1830-1850
THE TRAIL OF TEARS AND SLAVERY:
Tragedies in Lockstep
As cotton demand and profitability rose in the late 18th century, Southern plantation owners sought more land across the South and Southwest to grow cotton. The insatiable demand for land led to such measures as the Indian Removal Act of 1830, which confiscated swaths of former Native American territory, making more land available for cotton farming and therefore further expanding slavery across the South.
The Trail of Tears was an ethnic cleansing and forced displacement of approximately 60,000 people of the “Five Civilized Tribes” between 1830 and 1850 by the United States government. As part of the Indian removal, members of the Cherokee, Muscogee (Creek), Seminole, Chickasaw, and Choctaw nations were forcibly removed from their ancestral homelands in the Southeastern United States to newly designated Indian Territory west of the Mississippi River after the passage of the Indian Removal Act in 1830.
The Cherokee removal in 1838 (the last forced removal east of the Mississippi) was brought on by the discovery of gold near Dahlonega, Georgia, in 1828, resulting in the Georgia Gold Rush.
Ryan P. Smith notes on SmithsonianMag.com the little-known fact that there were Cherokee slaveholders, foremost among them Cherokee chief John Ross.
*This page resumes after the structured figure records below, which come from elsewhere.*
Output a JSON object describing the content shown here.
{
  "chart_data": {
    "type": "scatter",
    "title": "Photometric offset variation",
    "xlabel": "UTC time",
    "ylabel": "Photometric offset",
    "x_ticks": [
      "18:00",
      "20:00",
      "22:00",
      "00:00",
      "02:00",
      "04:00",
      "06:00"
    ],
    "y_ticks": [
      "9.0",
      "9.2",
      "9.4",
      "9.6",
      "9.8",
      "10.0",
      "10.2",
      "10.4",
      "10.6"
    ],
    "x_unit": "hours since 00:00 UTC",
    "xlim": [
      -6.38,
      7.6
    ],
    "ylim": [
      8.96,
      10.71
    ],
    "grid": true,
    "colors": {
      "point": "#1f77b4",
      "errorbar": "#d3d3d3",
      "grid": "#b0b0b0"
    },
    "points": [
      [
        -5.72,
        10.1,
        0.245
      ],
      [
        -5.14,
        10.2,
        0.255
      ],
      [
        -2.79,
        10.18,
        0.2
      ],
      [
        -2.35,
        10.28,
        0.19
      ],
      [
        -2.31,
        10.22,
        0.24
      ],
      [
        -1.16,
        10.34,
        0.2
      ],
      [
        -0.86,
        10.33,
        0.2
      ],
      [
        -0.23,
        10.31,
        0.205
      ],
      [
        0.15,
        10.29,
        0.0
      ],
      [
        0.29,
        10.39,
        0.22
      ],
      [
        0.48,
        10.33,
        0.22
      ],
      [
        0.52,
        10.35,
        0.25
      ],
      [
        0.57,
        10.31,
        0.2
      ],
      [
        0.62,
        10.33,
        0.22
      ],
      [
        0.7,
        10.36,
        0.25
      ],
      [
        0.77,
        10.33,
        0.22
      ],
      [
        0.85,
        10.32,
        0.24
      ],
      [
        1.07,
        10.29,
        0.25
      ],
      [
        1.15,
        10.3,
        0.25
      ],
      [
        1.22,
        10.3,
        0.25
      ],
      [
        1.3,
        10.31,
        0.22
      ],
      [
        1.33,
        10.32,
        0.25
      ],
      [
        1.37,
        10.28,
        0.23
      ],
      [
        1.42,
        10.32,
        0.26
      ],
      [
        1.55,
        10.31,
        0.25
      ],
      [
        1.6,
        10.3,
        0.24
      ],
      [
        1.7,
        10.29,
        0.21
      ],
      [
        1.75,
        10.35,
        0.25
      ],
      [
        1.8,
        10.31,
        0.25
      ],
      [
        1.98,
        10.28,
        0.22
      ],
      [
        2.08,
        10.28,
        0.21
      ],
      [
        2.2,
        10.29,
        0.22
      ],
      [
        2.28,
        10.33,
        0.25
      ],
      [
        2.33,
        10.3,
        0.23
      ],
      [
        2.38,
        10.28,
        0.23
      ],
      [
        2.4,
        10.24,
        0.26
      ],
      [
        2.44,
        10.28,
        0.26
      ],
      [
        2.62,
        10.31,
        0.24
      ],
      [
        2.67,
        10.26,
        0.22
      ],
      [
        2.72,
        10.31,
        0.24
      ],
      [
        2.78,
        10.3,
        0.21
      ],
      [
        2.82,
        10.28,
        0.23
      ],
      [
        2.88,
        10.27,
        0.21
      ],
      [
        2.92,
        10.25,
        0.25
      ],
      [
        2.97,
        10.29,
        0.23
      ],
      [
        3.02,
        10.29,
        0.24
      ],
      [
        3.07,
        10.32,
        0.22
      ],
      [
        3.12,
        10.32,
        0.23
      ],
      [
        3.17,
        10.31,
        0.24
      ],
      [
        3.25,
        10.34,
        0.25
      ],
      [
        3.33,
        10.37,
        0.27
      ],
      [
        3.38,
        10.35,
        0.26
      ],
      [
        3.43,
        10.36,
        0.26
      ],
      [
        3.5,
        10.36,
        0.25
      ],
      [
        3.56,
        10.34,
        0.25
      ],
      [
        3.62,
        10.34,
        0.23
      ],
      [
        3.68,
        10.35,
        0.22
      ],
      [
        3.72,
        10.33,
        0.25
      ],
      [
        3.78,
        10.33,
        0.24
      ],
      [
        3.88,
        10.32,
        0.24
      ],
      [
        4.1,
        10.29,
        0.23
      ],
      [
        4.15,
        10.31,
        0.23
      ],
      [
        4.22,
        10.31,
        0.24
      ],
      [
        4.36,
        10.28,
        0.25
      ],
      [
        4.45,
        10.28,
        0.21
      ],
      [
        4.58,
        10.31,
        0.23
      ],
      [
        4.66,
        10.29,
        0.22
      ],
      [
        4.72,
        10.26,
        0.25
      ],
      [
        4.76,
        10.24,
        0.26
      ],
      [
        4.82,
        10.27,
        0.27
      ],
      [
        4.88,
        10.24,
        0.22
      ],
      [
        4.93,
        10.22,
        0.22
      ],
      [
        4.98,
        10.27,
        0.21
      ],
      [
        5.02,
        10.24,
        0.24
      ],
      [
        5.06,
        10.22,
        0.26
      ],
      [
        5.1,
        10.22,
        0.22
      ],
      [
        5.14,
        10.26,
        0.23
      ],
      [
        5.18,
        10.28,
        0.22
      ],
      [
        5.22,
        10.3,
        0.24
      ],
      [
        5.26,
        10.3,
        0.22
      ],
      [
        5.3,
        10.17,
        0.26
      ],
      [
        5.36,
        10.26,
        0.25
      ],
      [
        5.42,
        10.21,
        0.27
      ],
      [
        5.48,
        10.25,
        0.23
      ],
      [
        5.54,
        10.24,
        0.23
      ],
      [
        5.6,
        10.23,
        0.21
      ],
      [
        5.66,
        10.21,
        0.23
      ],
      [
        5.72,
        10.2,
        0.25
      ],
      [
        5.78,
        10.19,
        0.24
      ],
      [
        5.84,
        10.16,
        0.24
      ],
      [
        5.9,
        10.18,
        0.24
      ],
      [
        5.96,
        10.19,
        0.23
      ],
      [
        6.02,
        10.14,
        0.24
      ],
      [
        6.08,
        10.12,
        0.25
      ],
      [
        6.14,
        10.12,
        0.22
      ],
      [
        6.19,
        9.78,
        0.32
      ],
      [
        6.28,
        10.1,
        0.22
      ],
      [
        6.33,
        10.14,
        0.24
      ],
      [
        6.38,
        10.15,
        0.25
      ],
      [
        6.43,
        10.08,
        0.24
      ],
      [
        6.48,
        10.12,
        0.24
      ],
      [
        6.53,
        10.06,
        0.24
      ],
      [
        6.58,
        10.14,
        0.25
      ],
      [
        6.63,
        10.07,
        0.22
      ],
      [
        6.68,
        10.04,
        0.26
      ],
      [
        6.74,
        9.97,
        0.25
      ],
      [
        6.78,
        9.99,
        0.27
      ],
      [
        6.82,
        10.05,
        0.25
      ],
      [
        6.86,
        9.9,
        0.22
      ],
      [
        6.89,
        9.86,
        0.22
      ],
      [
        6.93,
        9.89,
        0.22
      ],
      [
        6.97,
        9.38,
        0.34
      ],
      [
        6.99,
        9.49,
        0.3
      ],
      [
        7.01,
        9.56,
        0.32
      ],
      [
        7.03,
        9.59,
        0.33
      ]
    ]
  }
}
Furthermore, numerous Black enslaved people, Cherokee-owned, made the brutal march themselves or else were shipped en masse to what is now Oklahoma aboard cramped boats by their wealthy Indian masters.
“And what you may not know is that the federal policy of Indian removal, which ranged far beyond the Trail of Tears and the Cherokee, was not simply the vindictive scheme of Andrew Jackson,” Smith writes, “but rather a popularly endorsed, congressionally sanctioned campaign spanning the administrations of nine separate presidents.”
In the case of the Trail of Tears and the enslavement of Blacks by prominent members of all five so-called “Civilized Tribes,” Smith goes a step farther, likening the ugly truth of history to a “mangy, snarling dog standing between you and a crowd-pleasing narrative.”
“Obviously,” Smith says, “the story should be, needs to be, that the enslaved Black people and soon-to-be-exiled red people would join forces and defeat their oppressor.” But such was not the case—far from it. “The Five Civilized Tribes were deeply committed to slavery, established their own racialized Black codes, immediately reestablished slavery when they arrived in Indian territory, rebuilt their nations with slave labor, crushed slave rebellions, and enthusiastically sided with the Confederacy in the Civil War.”